The record-keeping burden is substantial and long-lived. An MTO must be able to prove, per candidate, exactly which modules were completed, which examinations were passed and when, and — for type courses — that both the theoretical and practical elements were delivered to standard. Because these records underpin a candidate's eventual Aircraft Maintenance Licence and any later type endorsements, they must remain accurate and retrievable for years, and they must withstand audit. Schools that also run flying training under an ATO frequently find the maintenance-training side has its own distinct compliance rhythm that a generic student system does not capture.

How Aviatize Handles This

Aviatize's Training Management module handles the Part-147 candidate journey the same way it handles pilot training: courses are structured against the Part-66 module and type-rating framework, and each candidate's completed modules, examination results, and type-course elements are tracked as auditable progress rather than loose paperwork. Because both the theoretical and practical parts of a type course have to be evidenced, the module keeps the two elements linked to the candidate and the type.

Aviatize's Compliance & Auditing and Digital Data & Records modules then keep instructor qualifications, examination records, and candidate files organized for the competent-authority oversight that a Part-147 approval depends on, so the MTO can present a complete and consistent training record on demand.

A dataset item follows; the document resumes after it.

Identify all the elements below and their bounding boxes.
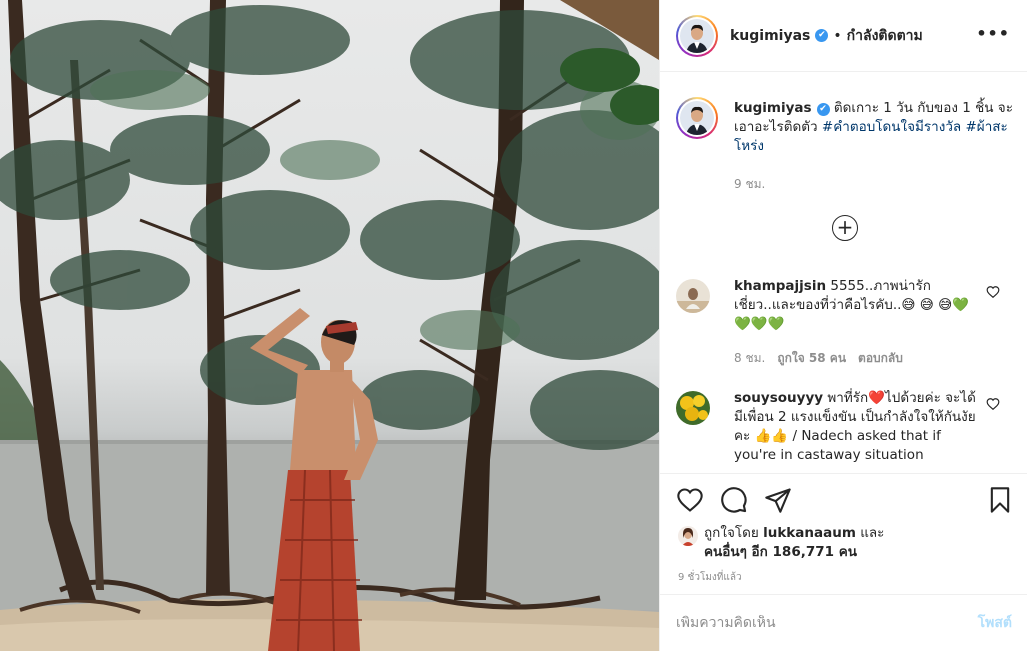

Frequently Asked Questions

What is an EASA Part-147 organisation?
A Part-147 organisation is an EASA-approved Maintenance Training Organisation (MTO) that delivers basic knowledge training and examinations for the Part-66 Aircraft Maintenance Licence, and conducts aircraft type training. It is defined in Annex IV to Commission Regulation (EU) No 1321/2014 and its approval covers specific licence categories and aircraft types.
Is EASA Part-147 the same as FAA Part 147?
No. They share a number but regulate different systems. EASA Part-147 covers Maintenance Training Organisations feeding the Part-66 Aircraft Maintenance Licence under Regulation (EU) No 1321/2014. FAA Part 147 (14 CFR Part 147) covers US Aviation Maintenance Technician Schools whose graduates test for the FAA Airframe and Powerplant certificate. Neither confers the other system's credential.
How does Part-147 relate to Part-66 and Part-145?
Part-147 organisations train and examine candidates; Part-66 defines the Aircraft Maintenance Licence those candidates work toward; and Part-145 is the maintenance organisation where licensed staff perform and release maintenance. The pipeline runs from Part-147 training to a Part-66 licence to certification work inside a Part-145 organisation, and the practical element of type training may be carried out in a Part-145 environment under Part-147 control.
Does Part-147 basic training reduce the experience needed for a maintenance licence?
Yes. Completing an approved basic course at a Part-147 organisation earns substantial credit against the practical experience otherwise required for a Part-66 Aircraft Maintenance Licence, which is one of the main reasons candidates train at an MTO rather than accumulating experience alone.